Updated paragraph: Along with Roman Catholics, many Anglican Calendars today celebrate Gregory the Great, Bishop of Rome, Teacher of the Faith, 604. This includes Australia, England, and Canada. Others celebrate on the day of his death, March 12. This includes The Episcopal Church and The Anglican Church in Aotearoa, New Zealand and Polynesia. [Of interest: the latter, my Church, used to have a principle of only one celebration on a day; September 3 is a blank day in our Calendar, and March 12 has two celebrations.]
Gregory, as bishop of Rome, in 595 sent Augustine, Paulinus, and others from Rome to England – encouraging them when they became disheartened to the point of wanting to turn back. Augustine, who led this mission, was prior of of the Abbey of St Andrew’s in Rome (I have visited this – it is now a Camaldolese monastery). Augustine is the first Archbishop of Canterbury – instrument of unity and communion in global Anglicanism.

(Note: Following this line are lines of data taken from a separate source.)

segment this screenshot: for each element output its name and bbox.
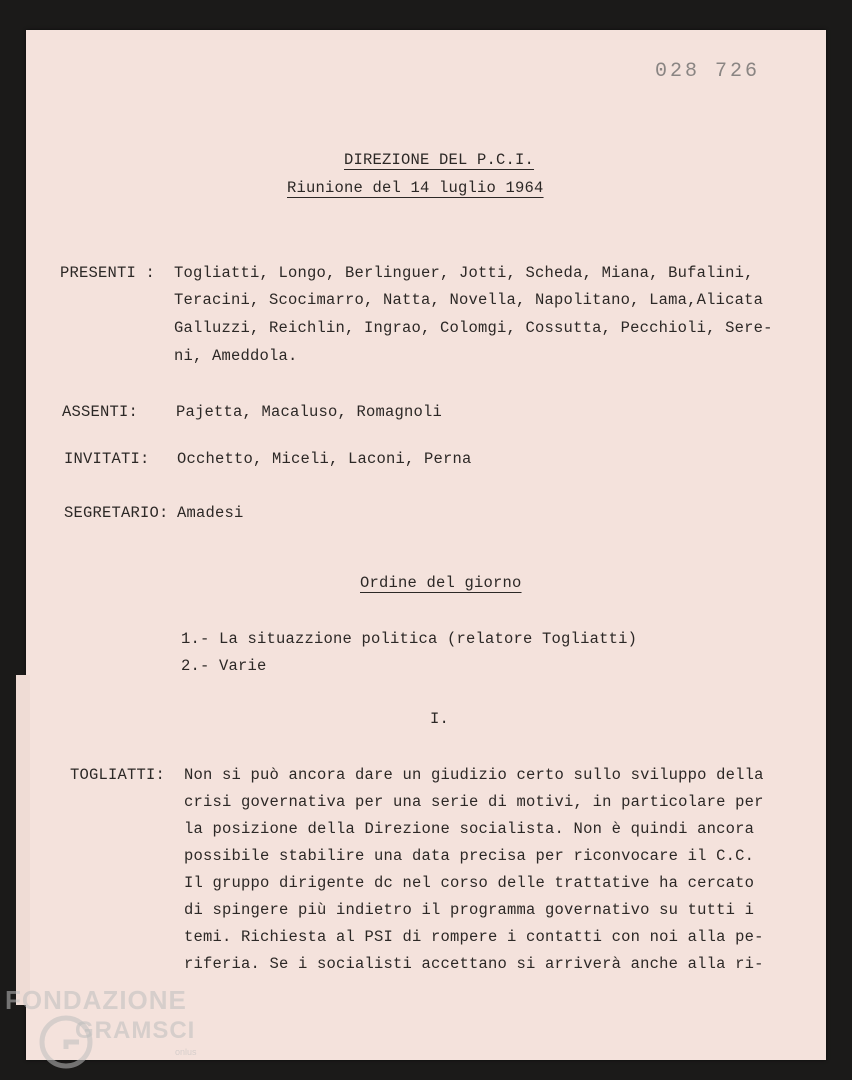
speech-line: riferia. Se i socialisti accettano si arriverà anche alla ri- [184, 955, 764, 973]
archive-stamp-number: 028 726 [655, 60, 761, 83]
presenti-line: Togliatti, Longo, Berlinguer, Jotti, Scheda, Miana, Bufalini, [174, 264, 754, 282]
invitati-list: Occhetto, Miceli, Laconi, Perna [177, 450, 472, 468]
speech-line: temi. Richiesta al PSI di rompere i contatti con noi alla pe- [184, 928, 764, 946]
document-title: DIREZIONE DEL P.C.I. [344, 151, 535, 169]
speech-line: Non si può ancora dare un giudizio certo sullo sviluppo della [184, 766, 764, 784]
segretario-label: SEGRETARIO: [64, 504, 169, 522]
presenti-label: PRESENTI : [60, 264, 156, 282]
document-subtitle: Riunione del 14 luglio 1964 [287, 179, 544, 197]
assenti-list: Pajetta, Macaluso, Romagnoli [176, 403, 443, 421]
watermark-line-3: onlus [175, 1047, 197, 1057]
torn-paper-edge [16, 675, 30, 1005]
agenda-item: 1.- La situazzione politica (relatore Togliatti) [181, 630, 638, 648]
presenti-line: ni, Ameddola. [174, 347, 298, 365]
assenti-label: ASSENTI: [62, 403, 139, 421]
speech-line: Il gruppo dirigente dc nel corso delle trattative ha cercato [184, 874, 755, 892]
speech-line: crisi governativa per una serie di motivi, in particolare per [184, 793, 764, 811]
segretario-name: Amadesi [177, 504, 244, 522]
speech-line: la posizione della Direzione socialista. Non è quindi ancora [184, 820, 755, 838]
watermark-line-2: GRAMSCI [75, 1017, 196, 1044]
section-numeral: I. [430, 710, 450, 728]
watermark-line-1: FONDAZIONE [5, 985, 187, 1015]
speech-line: possibile stabilire una data precisa per riconvocare il C.C. [184, 847, 755, 865]
invitati-label: INVITATI: [64, 450, 150, 468]
presenti-line: Teracini, Scocimarro, Natta, Novella, Napolitano, Lama,Alicata [174, 291, 764, 309]
fondazione-gramsci-watermark [5, 985, 215, 1075]
speaker-label: TOGLIATTI: [70, 766, 166, 784]
presenti-line: Galluzzi, Reichlin, Ingrao, Colomgi, Cossutta, Pecchioli, Sere- [174, 319, 773, 337]
speech-line: di spingere più indietro il programma governativo su tutti i [184, 901, 755, 919]
agenda-title: Ordine del giorno [360, 574, 522, 592]
agenda-item: 2.- Varie [181, 657, 267, 675]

It is important to note (“And did those feet in ancient time…” notwithstanding) that Christianity had been in England from the earliest – Gregory’s mission attempted to conform English Christianity to the Roman form. The attempt to have the native British bishops to submit to Augustine did not succeed.
Encountering pale-skinned English boys at a slave market, Gregory is reputed to have said,
Non Angli, sed angeli, si forent Christiani.
They are not Angles, but angels, if they were Christian.
This led to his sending of Augustine and his fellow monks.
We have in the story of Gregory’s mission to England, then, so many elements that continue to be threads in Anglicanism: a Benedictine foundation with its disciplined daily praying of the Bible, especially the psalms, in the Daily Office; the balanced Benedictine approach; the value of chant and treasuring of music (note the name: “Gregorian chant”); both the discomfort and respect for the place of the Bishop of Rome;
Even strongly protestant find Gregory Great: John Calvin in Book IV of his Institutes called Gregory the last good pope.
Some other titbits: When we pray the Lord’s Prayer after the Eucharistic Prayer and before the Breaking of the Bread we are following Gregory – prior to him, the order went: Eucharistic Prayer – Breaking of the Bread – Lord’s Prayer. The life of St Benedict is found in Gregory’s second of his four books of Dialogues.
It is by loving-kindness and forgiveness that you rule your people, O God.Benedictine Daily Prayer page 1903
Listen kindly to our prayer,
and in communion with Pope Saint Gregory give to your Church’s shepherds the spirit of wisdom
so that the spiritual progress of their flocks may be to them a source of unending joy.